Results from a propensity-matched, retrospective cohort study showed periprosthetic joint infection within 1 year after total hip arthroplasty was associated with an almost 5.5 times increased 10-year mortality risk among patients.
“The results of this study build on previous evidence to help delineate the causal association between PJI and increased mortality risk,” the researchers wrote in the study. “These findings should help to bolster efforts related to the prevention, diagnosis and treatment of PJIs, which may be considered among the most important priorities for future musculoskeletal research.”
Researchers collected administrative health care data from the Institute for Clinical Evaluative Sciences on 175,432 adults who underwent primary THA. The primary study outcome was all-cause mortality within 10 years of the index THA procedure. Researchers performed propensity-matched analyses for patients with vs. without PJI within 1 year of THA. They also performed three sensitivity analyses: one for which patients were matched by primary surgeon for their index procedure, one for which patients aged 60 years or older were excluded and one to determine whether there was a relationship between pneumonia within 30 days postoperatively and mortality within 10 years.
Among the study population, 868 patients had surgery for a PJI of the replaced joint within 1 year of the index THA procedure. Researchers found a 10-year mortality rate of 11.4% in patients who had a PJI within 1 year of index THA compared with 2.2% in patients who did not have PJI.
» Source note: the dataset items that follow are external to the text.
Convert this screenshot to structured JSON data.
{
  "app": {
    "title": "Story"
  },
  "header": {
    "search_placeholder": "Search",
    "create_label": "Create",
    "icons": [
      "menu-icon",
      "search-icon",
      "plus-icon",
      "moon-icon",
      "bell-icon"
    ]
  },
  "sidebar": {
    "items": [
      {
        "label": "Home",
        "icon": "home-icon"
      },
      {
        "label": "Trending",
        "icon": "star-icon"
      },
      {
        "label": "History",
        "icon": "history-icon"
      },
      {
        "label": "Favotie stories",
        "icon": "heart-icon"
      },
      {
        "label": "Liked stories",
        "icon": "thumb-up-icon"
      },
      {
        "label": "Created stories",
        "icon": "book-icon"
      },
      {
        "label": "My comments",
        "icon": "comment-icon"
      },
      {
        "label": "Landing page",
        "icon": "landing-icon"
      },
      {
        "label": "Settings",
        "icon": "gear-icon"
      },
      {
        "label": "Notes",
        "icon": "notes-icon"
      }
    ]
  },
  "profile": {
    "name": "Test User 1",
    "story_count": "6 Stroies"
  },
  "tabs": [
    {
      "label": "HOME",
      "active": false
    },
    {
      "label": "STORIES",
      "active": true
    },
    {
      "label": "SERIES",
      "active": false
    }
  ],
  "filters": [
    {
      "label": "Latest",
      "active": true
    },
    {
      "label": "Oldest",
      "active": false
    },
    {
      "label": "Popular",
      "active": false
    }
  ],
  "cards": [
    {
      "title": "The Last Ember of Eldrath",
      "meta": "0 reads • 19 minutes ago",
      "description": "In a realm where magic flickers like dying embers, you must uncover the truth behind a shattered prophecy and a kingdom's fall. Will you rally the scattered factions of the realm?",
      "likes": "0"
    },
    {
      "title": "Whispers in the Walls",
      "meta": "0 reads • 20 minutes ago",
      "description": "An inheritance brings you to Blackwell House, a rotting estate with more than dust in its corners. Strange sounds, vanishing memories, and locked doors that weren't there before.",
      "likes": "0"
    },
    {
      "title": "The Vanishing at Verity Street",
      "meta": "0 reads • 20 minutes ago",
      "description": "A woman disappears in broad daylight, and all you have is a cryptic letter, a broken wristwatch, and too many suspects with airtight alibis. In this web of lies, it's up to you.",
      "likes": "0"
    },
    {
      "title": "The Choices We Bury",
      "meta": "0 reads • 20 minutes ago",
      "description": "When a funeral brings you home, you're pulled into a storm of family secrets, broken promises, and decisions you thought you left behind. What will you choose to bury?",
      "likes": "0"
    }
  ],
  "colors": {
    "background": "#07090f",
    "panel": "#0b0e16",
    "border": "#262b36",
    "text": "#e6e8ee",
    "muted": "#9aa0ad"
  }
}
In addition, researchers found patients who had a PJI also had a higher 10-year mortality rate than those who did not have PJI after matching to the same primary surgeon for the index THA procedure. The same was true after excluding for patients aged 60 years or older. Researchers found no significant association between postoperative pneumonia and 10-year mortality.
“The findings of the present study underscore the continued importance of identifying effective strategies for infection prevention and ensuring that operative teams adhere to best-practice guidelines,” the researchers wrote. “These findings also reinforce the need to delineate the best approaches to managing PJI, with strategies that not only focus on curing the infection but also consider patient morbidity and mortality.”